We have introduced a new type of nonlinear Langevin equation in terms of Liouville-Caputo-type generalized fractional differential operators of different orders and solved it with nonlocal generalized integral boundary conditions. The existence result was obtained by applying the Krasnoselskii fixed point theorem without requiring the nonlinear function to be of the Lipschitz type, while the uniqueness of solutions for the given problem was based on a celebrated fixed point theorem due to Banach.
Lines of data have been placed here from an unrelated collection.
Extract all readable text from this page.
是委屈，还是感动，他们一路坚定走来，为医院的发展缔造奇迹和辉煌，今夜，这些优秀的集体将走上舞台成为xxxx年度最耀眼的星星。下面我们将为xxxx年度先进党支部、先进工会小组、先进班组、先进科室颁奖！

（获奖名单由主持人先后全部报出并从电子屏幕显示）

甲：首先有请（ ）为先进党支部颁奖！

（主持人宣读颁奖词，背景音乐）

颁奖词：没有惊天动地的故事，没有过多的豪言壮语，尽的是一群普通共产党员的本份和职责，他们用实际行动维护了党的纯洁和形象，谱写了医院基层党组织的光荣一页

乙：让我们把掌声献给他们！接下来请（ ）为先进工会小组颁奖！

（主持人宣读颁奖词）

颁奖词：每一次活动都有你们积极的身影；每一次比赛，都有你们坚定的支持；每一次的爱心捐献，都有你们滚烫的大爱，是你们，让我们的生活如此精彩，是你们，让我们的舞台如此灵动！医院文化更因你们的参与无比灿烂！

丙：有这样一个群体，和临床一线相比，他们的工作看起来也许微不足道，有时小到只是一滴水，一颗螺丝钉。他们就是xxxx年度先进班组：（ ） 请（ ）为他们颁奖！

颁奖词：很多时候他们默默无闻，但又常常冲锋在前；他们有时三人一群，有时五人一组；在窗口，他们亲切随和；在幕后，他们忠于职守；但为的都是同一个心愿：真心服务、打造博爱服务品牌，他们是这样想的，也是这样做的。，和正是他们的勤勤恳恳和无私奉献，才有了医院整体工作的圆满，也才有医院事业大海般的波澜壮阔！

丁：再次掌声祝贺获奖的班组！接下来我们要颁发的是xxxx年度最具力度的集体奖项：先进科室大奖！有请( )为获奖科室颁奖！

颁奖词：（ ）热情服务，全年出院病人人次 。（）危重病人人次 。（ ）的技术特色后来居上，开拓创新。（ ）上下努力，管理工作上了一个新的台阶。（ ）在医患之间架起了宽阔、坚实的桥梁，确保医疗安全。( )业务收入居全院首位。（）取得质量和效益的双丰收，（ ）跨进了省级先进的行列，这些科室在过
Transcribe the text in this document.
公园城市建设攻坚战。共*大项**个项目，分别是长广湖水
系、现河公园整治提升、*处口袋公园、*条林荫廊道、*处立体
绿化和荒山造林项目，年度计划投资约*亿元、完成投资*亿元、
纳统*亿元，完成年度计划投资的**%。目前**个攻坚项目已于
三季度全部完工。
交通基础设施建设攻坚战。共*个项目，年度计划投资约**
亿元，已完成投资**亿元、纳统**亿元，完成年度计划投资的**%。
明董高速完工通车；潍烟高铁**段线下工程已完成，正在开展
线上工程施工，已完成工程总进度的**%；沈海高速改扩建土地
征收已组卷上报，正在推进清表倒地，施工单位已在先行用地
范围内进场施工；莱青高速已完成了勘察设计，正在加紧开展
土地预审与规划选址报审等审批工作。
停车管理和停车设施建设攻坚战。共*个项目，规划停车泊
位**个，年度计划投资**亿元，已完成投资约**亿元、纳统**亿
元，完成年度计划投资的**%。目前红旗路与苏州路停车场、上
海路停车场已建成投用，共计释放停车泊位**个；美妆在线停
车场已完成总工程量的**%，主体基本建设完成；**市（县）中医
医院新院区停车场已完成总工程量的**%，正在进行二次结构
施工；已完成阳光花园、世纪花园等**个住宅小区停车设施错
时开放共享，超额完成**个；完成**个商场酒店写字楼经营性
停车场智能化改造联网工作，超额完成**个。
Here, we remark that many known existence results, obtained by means of the Krasnoselskii fixed point theorem, demand the associated nonlinear function to satisfy the Lipschitz condition. Moreover, by fixing the parameters involved in the given problem, we can obtain some new results as special cases of the ones presented in this paper. For example, letting $\rho =1,\mu =0,a=0$ and $T=1$ in the results of Section 3, we get the ones derived in [15].